Lee was director of research for the Center for the Study of Violence and, with Kaveh Khoshnood, founded Yale University's Violence and Health Study Group. She heads a project group of the Violence Prevention Alliance for the World Health Organization that contributes to increasing the evidence base on interventions that work to prevent interpersonal violence in low- and middle-income countries. She helped draft United Nations Secretary-General Kofi Annan's chapter on "Violence Against Children" and is the author of the textbook, Violence: An Interdisciplinary Approach to Causes, Consequences, and Cures.
That's what the leading authority says. We can't vouch for the perfect accuracy of every word.
That said, no one could call this person a slouch. But back in 2017, she tried to create a discussion of certain issues concerning Fred Trump's child back. For doing so, she was eventually frog-marched into the countryside, never to be heard from again.
Will someone "be telling this with a sigh / Somewhere ages and ages hence?" Everything is possible! For today, we offer this as a portrait of the current state of the American discourse.
Despite the comical volumes of praise we heap on ourselves, we humans have a long way to go. That includes the widely praised academic and journalistic elites who can't find a way to discuss such topics right here in our own self-impressed Blue America.

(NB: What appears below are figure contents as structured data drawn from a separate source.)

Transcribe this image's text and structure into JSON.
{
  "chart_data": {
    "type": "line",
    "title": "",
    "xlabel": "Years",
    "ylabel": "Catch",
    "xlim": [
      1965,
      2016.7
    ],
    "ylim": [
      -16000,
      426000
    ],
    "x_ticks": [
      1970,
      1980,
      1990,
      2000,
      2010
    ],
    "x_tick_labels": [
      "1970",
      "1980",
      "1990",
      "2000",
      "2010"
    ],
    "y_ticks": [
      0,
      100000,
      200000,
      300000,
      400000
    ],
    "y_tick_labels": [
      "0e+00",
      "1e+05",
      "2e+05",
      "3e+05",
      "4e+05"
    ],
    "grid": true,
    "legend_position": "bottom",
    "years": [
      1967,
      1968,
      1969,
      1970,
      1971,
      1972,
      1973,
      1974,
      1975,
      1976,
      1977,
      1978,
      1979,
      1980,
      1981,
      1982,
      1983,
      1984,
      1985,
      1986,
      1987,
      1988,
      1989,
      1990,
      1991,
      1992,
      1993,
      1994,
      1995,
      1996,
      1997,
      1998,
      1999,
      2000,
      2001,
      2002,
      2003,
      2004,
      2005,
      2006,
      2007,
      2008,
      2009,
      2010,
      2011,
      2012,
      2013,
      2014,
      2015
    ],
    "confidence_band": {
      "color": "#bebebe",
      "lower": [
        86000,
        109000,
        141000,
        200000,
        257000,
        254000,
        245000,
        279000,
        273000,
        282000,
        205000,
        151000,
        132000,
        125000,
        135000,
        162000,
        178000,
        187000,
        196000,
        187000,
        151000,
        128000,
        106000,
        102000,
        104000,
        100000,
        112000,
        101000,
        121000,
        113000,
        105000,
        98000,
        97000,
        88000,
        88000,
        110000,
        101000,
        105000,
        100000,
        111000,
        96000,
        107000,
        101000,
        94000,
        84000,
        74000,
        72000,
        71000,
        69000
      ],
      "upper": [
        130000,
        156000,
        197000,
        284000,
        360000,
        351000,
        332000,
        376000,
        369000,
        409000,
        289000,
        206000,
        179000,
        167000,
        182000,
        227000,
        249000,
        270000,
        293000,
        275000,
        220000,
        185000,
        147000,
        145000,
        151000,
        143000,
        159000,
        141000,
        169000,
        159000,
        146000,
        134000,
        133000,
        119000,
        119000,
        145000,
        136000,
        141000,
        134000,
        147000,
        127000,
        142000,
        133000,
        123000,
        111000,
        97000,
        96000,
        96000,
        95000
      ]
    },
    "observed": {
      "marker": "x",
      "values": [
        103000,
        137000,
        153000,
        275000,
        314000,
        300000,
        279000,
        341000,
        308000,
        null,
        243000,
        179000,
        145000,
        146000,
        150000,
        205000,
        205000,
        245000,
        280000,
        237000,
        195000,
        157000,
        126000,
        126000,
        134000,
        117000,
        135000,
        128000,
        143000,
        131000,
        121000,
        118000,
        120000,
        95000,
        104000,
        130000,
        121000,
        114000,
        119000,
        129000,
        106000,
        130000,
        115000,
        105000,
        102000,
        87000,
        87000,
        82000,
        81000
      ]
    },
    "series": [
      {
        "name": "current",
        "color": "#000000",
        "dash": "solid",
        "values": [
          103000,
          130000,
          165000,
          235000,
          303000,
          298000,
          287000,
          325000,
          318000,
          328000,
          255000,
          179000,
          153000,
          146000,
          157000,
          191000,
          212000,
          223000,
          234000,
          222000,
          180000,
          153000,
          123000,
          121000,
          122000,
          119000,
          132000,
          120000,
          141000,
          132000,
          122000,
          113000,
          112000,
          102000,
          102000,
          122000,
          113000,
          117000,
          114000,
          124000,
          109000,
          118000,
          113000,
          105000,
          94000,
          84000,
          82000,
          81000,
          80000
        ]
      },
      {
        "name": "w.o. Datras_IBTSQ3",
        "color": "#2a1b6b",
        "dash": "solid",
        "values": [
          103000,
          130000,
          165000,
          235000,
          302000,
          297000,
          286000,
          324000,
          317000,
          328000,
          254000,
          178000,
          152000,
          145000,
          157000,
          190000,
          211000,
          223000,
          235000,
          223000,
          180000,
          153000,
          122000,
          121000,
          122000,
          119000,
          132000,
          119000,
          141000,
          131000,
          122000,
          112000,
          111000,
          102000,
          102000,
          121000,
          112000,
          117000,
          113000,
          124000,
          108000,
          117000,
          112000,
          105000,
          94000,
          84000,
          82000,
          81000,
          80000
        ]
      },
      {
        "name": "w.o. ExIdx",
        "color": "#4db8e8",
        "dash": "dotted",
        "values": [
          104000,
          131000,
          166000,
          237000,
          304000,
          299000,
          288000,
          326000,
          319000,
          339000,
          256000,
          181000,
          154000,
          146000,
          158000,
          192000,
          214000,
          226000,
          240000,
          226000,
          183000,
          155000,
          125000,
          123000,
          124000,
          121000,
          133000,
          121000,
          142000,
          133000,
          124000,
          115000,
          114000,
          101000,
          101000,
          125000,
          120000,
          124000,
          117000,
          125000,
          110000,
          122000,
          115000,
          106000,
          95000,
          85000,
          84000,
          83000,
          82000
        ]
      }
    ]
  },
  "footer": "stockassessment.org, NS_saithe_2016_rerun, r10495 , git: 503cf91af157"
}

We advise you to pity the child—to pity the children—who grew up in the home of Fred Trump. (In part, we offer that advice because it would have been the more politically savvy way to go.)
Today, one of those children has surrounded himself with a remarkable array of top aides who also grew up in highly unusual circumstances. (Did your grandmother ever decide to set her sleeping husband on fire?)
That group has sometimes been described as "a playroom of broken toys." Our major news orgs have gone to heroic lengths to disappear various aspects of their highly unusual childhoods, along with remarkable aspects of their highly disordered adult lives.
Dr. Lee could have been a contender! She might have helped us understand the forces which are brought to bear on the children who grow up in highly unusual homes.
Instead, she was frog-marched away. Discussions like that aren't allowed!
We leave you today with one last question:
Is a form of "mental disorder" involved in academic and journalistic conduct of that type? How far does a (colloquial) disorder extend within our underfed discourse?
He could be a "sociopath," his own niece flatly said. In many appearances on cable news shows, nobody asked her about that!